Although Vaughn spent years as a producer for British director Guy Ritchie, his debut film, Layer Cake, originally developed for Ritchie to direct, is not just a carbon copy of a Ritchie film. It does share a number of similarities to Ritchie's first two films, Lock, Stock and Two Smoking Barrels and Snatch, including its setting in the British criminal underworld, but Vaughn is more subdued than Ritchie and more interested in probing the psyches of mid-level criminals than in exploiting their foibles for laughs.


His nameless hero (Craig)—referred to in the credits as XXXX—doesn't crack wise or hang around with wacky supporting characters. Instead, XXXX views his position as a drug-trade middleman with a pragmatist's eye, socking his money away in legitimate business ventures and making plans for an early retirement. The film starts with a dazzling sequence as XXXX explains the drug trade and Vaughn pulls out all the visual stops to illustrate how XXXX views his business.

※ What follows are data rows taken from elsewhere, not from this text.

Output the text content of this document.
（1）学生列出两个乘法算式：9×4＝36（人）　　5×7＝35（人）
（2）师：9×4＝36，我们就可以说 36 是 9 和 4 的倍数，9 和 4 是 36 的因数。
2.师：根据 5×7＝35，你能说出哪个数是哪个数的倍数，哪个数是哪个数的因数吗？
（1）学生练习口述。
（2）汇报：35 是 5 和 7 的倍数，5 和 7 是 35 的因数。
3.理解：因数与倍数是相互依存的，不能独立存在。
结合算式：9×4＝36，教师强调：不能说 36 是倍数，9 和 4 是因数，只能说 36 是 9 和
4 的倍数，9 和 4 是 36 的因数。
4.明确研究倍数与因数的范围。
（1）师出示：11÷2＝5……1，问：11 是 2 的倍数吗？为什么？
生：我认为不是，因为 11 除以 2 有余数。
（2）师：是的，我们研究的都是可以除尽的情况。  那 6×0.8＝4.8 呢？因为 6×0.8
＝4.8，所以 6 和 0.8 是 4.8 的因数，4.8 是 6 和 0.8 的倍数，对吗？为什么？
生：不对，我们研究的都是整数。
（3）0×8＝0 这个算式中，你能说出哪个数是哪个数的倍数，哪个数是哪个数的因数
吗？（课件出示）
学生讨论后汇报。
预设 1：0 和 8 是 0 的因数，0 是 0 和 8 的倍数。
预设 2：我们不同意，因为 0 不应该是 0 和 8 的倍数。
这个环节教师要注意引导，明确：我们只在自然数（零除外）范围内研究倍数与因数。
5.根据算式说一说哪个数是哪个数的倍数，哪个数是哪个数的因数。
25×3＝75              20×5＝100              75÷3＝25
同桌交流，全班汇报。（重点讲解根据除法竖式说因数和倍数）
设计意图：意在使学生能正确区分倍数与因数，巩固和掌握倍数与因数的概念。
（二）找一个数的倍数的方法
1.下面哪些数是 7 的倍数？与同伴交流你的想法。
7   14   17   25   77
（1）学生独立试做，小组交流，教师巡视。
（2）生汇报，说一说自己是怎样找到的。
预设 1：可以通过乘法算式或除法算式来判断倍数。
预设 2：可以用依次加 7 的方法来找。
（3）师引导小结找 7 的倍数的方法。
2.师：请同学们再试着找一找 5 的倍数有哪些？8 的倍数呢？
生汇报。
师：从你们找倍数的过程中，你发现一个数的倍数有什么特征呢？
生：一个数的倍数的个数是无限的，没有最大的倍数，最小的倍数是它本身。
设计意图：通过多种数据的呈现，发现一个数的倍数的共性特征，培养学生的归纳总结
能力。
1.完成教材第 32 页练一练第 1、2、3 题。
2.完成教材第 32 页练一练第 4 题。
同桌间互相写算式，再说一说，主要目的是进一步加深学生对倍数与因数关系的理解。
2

Things after that are a little more mundane, as XXXX gets caught up in a convoluted plot involving a hijacked shipment of ecstasy, the missing daughter of a crime lord, and some Serbian war criminals. All of the twists and turns are nothing more than conventional, and in many ways incidental to what makes the film appealing. Vaughn doesn't ape Ritchie's manic visual style, instead opting for a cool, detached eye that's reminiscent of classic British gangster films.


Craig holds the film together as the calm, calculating XXXX, who reacts internally but noticeably to events around him that spin ever more quickly out of control. There are peripheral characters with names like the Duke and Crazy Larry, but Layer Cake's moments of levity never overwhelm its general seriousness and attempt to get at the mind-set of actual criminals.


The script, written by J.J. Connolly from his own novel, is not as insightful as it wants to be, though, and when the film succeeds, it does so on Vaughn's command of the visuals and Craig's subdued, steely performance. Vaughn has been signed to direct the next X-Men movie and Craig is a rumored candidate to be the new James Bond; both indicate they could do well in those capacities. Layer Cake serves them both well as a calling card, but on its own, it's merely serviceable.